In reality, it is likely that the number of unsold homes has increased further since June, and higher grant rates would be required to convert unsold homes in London. But even if these estimated costs were doubled, this could comfortably be funded using the £700m underspend from the current Shared Ownership and Affordable Homes Programme. All the chancellor needs to do in his spending review is bring unspent money back into the current grant programme and clarify that it can be used more flexibly to convert unsold homes.

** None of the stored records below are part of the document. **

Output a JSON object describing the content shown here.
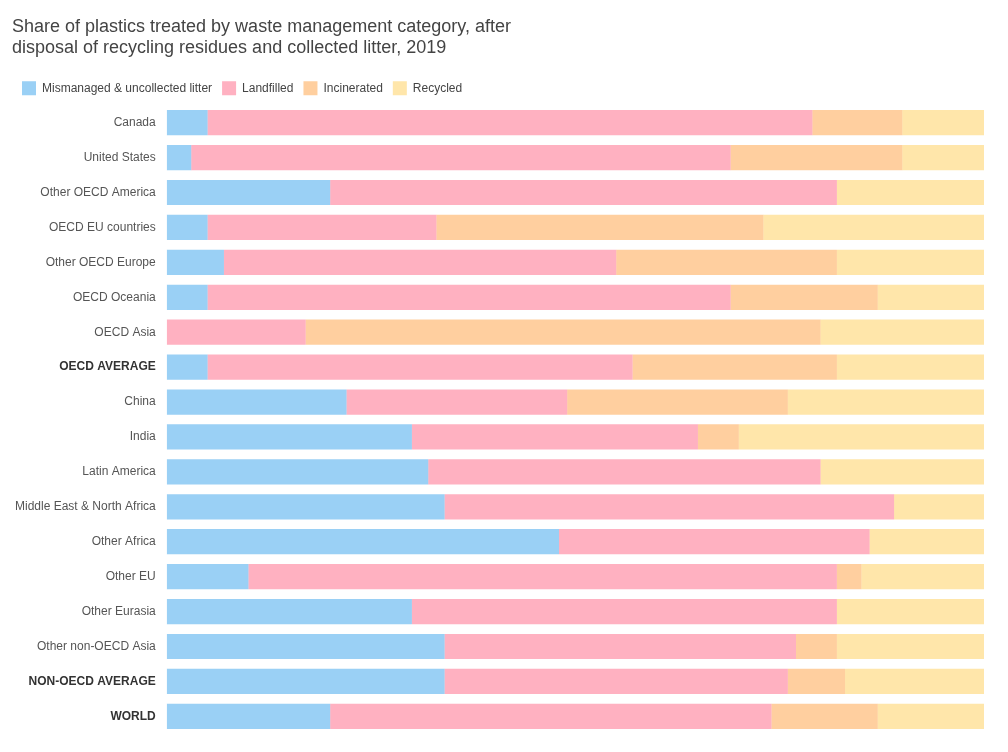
{
  "chart_data": {
    "type": "bar",
    "orientation": "horizontal",
    "stacked": true,
    "title": "Share of plastics treated by waste management category, after\ndisposal of recycling residues and collected litter, 2019",
    "categories": [
      "Canada",
      "United States",
      "Other OECD America",
      "OECD EU countries",
      "Other OECD Europe",
      "OECD Oceania",
      "OECD Asia",
      "OECD AVERAGE",
      "China",
      "India",
      "Latin America",
      "Middle East & North Africa",
      "Other Africa",
      "Other EU",
      "Other Eurasia",
      "Other non-OECD Asia",
      "NON-OECD AVERAGE",
      "WORLD"
    ],
    "series": [
      {
        "name": "Mismanaged & uncollected litter",
        "values": [
          5,
          3,
          20,
          5,
          7,
          5,
          0,
          5,
          22,
          30,
          32,
          34,
          48,
          10,
          30,
          34,
          34,
          20
        ]
      },
      {
        "name": "Landfilled",
        "values": [
          74,
          66,
          62,
          28,
          48,
          64,
          17,
          52,
          27,
          35,
          48,
          55,
          38,
          72,
          52,
          43,
          42,
          54
        ]
      },
      {
        "name": "Incinerated",
        "values": [
          11,
          21,
          0,
          40,
          27,
          18,
          63,
          25,
          27,
          5,
          0,
          0,
          0,
          3,
          0,
          5,
          7,
          13
        ]
      },
      {
        "name": "Recycled",
        "values": [
          10,
          10,
          18,
          27,
          18,
          13,
          20,
          18,
          24,
          30,
          20,
          11,
          14,
          15,
          18,
          18,
          17,
          13
        ]
      }
    ],
    "xlim": [
      0,
      100
    ],
    "tick_labels": "y",
    "grid": false,
    "legend": "top"
  }
}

While demand for shared-ownership and market homes is distinctly shaky in many places, the demand for social rent homes is “virtually unlimited” in most of the country, according to the government’s recent Independent Review of Build Out Rates. The need for social rent homes is only set to grow as the full economic consequences of the coronavirus crisis become clearer. In fact, social rent is the only tenure of housing whose revenue stream is entirely independent of current volatile market conditions, since social rents are set by a government formula. Converting unsold homeownership stock to social rent therefore has an important role to play in supporting the social housebuilding sector, getting empty homes into use and providing much-needed ‘safe’ revenues to housing associations and councils.
Of course, increasing flexibility in how existing funding can be used is no substitute for the serious increase in investment and land reform needed to build enough social rent homes to meet need. But it is an action the government can take immediately that will deliver additional social rent homes quickly enough to support households thrown into financial difficulty by the impacts of the pandemic, without spending a penny of additional public money beyond what has already been planned. Doing so will prevent homelessness, provide the demand needed to get empty homes into use and support social housing providers’ revenue in uncertain times. This must surely be a no-brainer for a chancellor looking for smart ways to manage the ongoing crisis.